Why is this happening? AI models like GPT-4, Gemini, and Claude have made massive computational leaps. Training these models requires thousands of high-performance GPUs, each consuming 300-700 watts per chip under full load. A single AI model training cycle can use as much energy as 100,000 U.S. homes do in a month. The rise of real-time AI applications—like ChatGPT-powered search engines, AI video processing, and self-driving car simulations—has made energy costs a business-critical factor for tech companies.
The Energy Industry’s Response: Scrambling to Keep Up: This AI-driven demand has forced an unprecedented transformation in the energy sector.
Nuclear energy, once considered outdated, is making a return. Microsoft has signed deals to reopen Three Mile Island’s nuclear plant, tapping into stable, carbon-free energy. Google is betting on small nuclear reactors, securing contracts to build AI-dedicated power sources.
Natural gas, often seen as a transitional fuel, is seeing renewed investments. Microsoft has partnered with utility providers in Wisconsin to build gas-powered AI data centers. Meta and Amazon are backing large-scale gas plants in Louisiana and Mississippi (Business Insider, 2025).
Renewable energy remains in focus, but challenges persist. Shell is using AI to optimize power grids, reducing energy waste and improving efficiency in industrial processes. But solar and wind projects alone cannot yet meet AI’s demand spikes—especially as AI workloads require continuous, always-on power rather than intermittent energy sources.
The Financial Shift: AI is Making Utilities Hot Again: This is where the fun begins. For years, the stock market viewed utilities as boring, low-growth investments. AI has flipped that narrative. Hedge funds that once chased high-growth tech stocks are now moving into power generation companies.

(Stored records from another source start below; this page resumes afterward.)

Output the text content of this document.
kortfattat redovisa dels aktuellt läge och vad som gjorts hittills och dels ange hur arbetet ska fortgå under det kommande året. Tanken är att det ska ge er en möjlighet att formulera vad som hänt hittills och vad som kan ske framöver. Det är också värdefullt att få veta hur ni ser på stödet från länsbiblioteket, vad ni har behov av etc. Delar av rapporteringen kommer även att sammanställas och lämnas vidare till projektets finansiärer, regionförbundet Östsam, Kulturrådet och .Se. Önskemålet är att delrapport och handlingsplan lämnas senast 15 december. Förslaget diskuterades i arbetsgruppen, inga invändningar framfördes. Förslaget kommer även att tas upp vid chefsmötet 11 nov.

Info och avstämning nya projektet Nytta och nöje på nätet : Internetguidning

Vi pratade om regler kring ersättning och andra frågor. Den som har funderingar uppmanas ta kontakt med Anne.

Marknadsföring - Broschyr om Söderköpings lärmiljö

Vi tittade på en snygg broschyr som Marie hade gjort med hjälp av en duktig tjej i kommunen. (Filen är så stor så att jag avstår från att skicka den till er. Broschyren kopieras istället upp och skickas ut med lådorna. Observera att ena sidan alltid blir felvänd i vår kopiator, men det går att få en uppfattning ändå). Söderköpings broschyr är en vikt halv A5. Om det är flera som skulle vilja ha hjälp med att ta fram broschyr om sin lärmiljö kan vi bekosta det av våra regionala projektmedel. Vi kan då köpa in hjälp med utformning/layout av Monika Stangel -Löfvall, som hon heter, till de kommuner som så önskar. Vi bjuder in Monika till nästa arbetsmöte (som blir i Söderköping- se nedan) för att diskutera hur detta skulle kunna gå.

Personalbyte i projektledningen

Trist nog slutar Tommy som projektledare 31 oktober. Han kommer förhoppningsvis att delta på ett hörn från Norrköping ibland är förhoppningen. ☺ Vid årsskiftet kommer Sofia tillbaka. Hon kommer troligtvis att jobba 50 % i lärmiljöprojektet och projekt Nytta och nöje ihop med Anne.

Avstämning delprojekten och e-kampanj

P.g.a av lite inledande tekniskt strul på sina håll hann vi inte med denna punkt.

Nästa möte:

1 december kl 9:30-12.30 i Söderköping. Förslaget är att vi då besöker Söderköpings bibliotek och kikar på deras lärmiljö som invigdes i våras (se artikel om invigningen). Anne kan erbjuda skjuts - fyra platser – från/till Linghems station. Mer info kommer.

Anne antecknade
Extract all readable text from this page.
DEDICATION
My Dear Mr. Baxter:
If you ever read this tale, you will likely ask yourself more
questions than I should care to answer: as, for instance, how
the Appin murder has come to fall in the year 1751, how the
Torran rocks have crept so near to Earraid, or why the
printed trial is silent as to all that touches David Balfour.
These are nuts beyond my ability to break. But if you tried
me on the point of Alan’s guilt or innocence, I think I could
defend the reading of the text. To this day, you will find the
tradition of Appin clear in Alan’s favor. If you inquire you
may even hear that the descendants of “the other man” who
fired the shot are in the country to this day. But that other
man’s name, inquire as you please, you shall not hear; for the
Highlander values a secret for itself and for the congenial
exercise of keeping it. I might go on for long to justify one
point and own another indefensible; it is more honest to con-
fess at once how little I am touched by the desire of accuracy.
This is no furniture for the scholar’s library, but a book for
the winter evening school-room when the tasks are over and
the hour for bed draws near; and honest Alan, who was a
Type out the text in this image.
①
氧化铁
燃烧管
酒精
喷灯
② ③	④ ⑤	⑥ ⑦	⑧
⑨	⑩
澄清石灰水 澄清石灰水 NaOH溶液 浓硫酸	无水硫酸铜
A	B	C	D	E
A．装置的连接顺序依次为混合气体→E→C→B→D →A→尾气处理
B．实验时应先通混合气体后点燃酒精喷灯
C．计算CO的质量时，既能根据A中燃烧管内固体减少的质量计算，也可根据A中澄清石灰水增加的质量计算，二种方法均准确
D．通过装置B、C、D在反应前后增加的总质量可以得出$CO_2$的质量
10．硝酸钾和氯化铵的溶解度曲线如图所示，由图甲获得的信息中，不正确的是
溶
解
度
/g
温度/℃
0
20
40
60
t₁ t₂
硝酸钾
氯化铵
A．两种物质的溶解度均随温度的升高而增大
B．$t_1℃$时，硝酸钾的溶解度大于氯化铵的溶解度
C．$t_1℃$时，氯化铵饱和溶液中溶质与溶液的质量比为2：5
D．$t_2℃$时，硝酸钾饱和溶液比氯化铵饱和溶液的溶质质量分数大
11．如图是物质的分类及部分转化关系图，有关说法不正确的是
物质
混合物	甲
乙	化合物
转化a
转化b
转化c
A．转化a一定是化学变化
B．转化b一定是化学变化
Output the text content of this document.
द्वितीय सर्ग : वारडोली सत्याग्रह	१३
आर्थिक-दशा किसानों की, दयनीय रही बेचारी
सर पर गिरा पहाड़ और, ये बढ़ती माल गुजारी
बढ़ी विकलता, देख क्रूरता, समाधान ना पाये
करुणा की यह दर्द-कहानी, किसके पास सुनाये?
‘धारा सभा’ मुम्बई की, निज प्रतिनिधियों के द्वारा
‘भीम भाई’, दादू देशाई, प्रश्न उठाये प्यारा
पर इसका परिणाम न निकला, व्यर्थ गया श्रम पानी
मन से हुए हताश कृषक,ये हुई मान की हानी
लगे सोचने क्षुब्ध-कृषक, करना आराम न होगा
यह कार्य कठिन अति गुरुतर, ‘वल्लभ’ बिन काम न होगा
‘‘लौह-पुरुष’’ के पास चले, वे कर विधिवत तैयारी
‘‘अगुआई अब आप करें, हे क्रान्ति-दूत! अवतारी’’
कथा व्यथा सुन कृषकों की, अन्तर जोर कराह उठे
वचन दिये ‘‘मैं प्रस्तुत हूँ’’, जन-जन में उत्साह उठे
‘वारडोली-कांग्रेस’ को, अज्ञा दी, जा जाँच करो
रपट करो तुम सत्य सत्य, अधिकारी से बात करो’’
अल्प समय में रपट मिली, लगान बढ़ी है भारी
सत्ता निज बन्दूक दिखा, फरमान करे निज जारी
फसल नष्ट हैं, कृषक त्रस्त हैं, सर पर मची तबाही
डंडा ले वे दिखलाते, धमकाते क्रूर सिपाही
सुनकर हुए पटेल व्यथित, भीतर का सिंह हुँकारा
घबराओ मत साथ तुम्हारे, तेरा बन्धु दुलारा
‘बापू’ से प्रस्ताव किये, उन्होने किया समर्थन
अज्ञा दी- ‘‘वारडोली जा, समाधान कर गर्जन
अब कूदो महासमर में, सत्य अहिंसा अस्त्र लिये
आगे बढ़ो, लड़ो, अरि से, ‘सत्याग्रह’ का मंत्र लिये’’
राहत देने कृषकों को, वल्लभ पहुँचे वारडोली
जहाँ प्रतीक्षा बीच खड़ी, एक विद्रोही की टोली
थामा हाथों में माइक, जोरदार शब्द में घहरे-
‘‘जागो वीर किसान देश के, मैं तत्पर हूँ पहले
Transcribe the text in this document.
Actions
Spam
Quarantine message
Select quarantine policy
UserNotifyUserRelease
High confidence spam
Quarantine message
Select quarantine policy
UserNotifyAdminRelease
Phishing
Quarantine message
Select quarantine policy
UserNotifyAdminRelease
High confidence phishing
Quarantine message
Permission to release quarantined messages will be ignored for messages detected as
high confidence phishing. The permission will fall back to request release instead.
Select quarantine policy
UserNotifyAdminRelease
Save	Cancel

Vistra and Constellation Energy—historically slow-growth utility stocks—have become top performers in the S&P 500 .
Power companies are now AI enablers, making them some of the most valuable assets in the tech supply chain.
The Next Big AI-Driven Resource Battles
AI and energy are just one part of the equation. What’s the next big industrial connection that will shape the future?
AI and Water: Data centers need enormous amounts of water for cooling. With each AI data center consuming millions of gallons per day, the industry is already putting pressure on global water supplies. Google’s data centers consumed 4.3 billion gallons of water in 2023, a 20% increase over 2022. Microsoft’s AI training pushed its water consumption up by 34% in a single year (Nature, 2024). Major AI hubs like Phoenix, Dallas, and Las Vegas are in drought-prone areas, making water supply a long-term constraint. Prediction: The water-tech industry will boom as companies scramble for better cooling solutions, desalination, and closed-loop water recycling systems.
AI and Rare Earth Metals: The AI hardware boom is fueling a global rush for rare earth elements like lithium, cobalt, and neodymium—materials essential for GPUs, superconductors, and quantum computing. A single Nvidia H100 AI GPU requires 30+ rare materials, many of which come from China or politically unstable regions. The price of lithium has surged by 500% over the last five years, driven by demand from AI and EVs. The U.S. and EU are investing billions in rare earth mining to reduce dependence on China, setting up a geopolitical battle over mineral supply chains. Prediction: Expect massive investments in rare earth mining, alternative chip materials, and AI-designed resource extraction to counteract shortages.
Seeing the Future Before the Market Does: The AI-energy link was obvious in hindsight. The real challenge—the real goldmine—is predicting the next great industrial dependency before it plays out. AI and energy are now locked together. The next wave of AI-driven industries is forming. If you see the right pairings before the world does, you win big. And if you’re wrong? The market will remind you.